Combating incontinence, from basic science to clinical practice
Coordinator: Anders ARNER
Project Number: 223234
EC contribution: € 2,908,693.00
Project website: http://www.incomb.eu/
Incontinence affects almost 66 million people in the European Union. The Over Active Bladder (OAB) symptom complex is one of the major causes for incontinence, with a large number of affected persons and immense associated health care costs. The causes for the over active bladder contractions, underlying the urinary urgency of OAB are unknown, and current treatments are only partially effective. This collaborative and translational project, involving interaction between experimental and clinical urology scientists will focus on OAB and will characterize the different interacting cellular components and signaling systems in the wall of normal urinary bladders and OAB. The release of local mediators in the bladder wall, the properties of a newly described cell type (the interstitial cells, which may play a role in bladder over activity), the sensory signaling pathways (TRPV1-receptors), the receptor interaction and cellular communication are considered in order to create an integrated view on the mechanisms of bladder over activity.
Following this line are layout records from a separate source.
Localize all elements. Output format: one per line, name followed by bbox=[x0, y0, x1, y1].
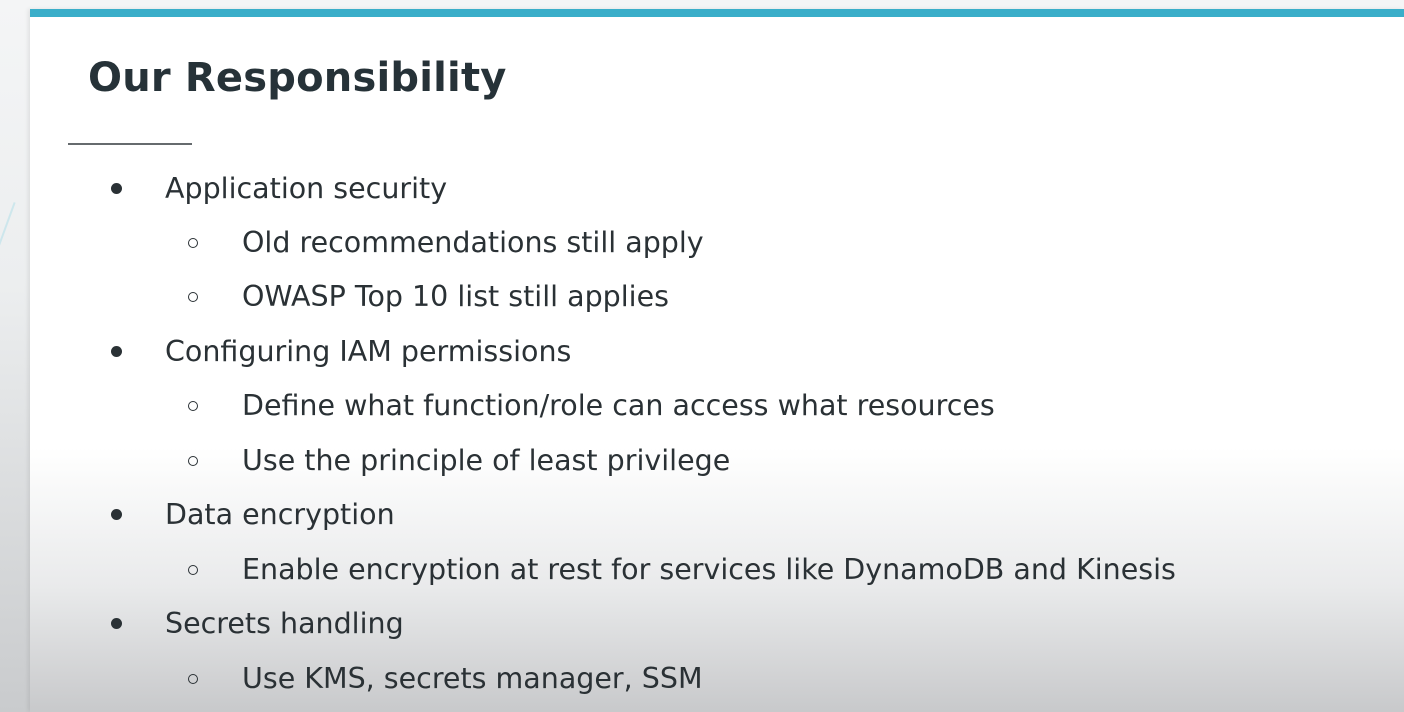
slide-title: Our Responsibility bbox=[88, 55, 507, 101]
title-underline bbox=[68, 143, 192, 145]
hollow-bullet-icon bbox=[188, 401, 198, 411]
sub-bullet-text: Enable encryption at rest for services l… bbox=[242, 553, 1176, 586]
filled-bullet-icon bbox=[111, 346, 122, 357]
bullet-text: Configuring IAM permissions bbox=[165, 335, 572, 368]
sub-bullet-text: Use the principle of least privilege bbox=[242, 444, 731, 477]
filled-bullet-icon bbox=[111, 183, 122, 194]
hollow-bullet-icon bbox=[188, 456, 198, 466]
sub-bullet-text: Define what function/role can access wha… bbox=[242, 389, 995, 422]
bullet-text: Application security bbox=[165, 172, 448, 205]
filled-bullet-icon bbox=[111, 509, 122, 520]
sub-bullet-text: Old recommendations still apply bbox=[242, 226, 704, 259]
filled-bullet-icon bbox=[111, 618, 122, 629]
sub-bullet-text: Use KMS, secrets manager, SSM bbox=[242, 662, 703, 695]
hollow-bullet-icon bbox=[188, 674, 198, 684]
presentation-slide: Our Responsibility Application security … bbox=[30, 9, 1404, 712]
hollow-bullet-icon bbox=[188, 238, 198, 248]
hollow-bullet-icon bbox=[188, 565, 198, 575]
sub-bullet-text: OWASP Top 10 list still applies bbox=[242, 280, 669, 313]
hollow-bullet-icon bbox=[188, 292, 198, 302]
bullet-text: Data encryption bbox=[165, 498, 395, 531]
bullet-text: Secrets handling bbox=[165, 607, 404, 640]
A strong emphasis is put on interaction between basic science and clinical applications, using a translational approach involving both specific animal models and human tissue from patients with defined urodynamic information. Several ethical and logistic issues with the use of human tissue are specifically addressed. An important further aspect of the experiments on human tissue is a direct analysis of the links between genetic and the urodynamic data of the patients, using unique biobanks. This will allow us further insight into the mechanisms of disease and possibly to identify new therapeutic targets. In close collaboration with a small company, we will develop an innovative potential physical therapy to affect bladder function. We will develop novel pharmacotherapeutic strategies and diagnostic tools, based on the characterization of cell properties, gene expression, receptors signaling systems of the bladder wall.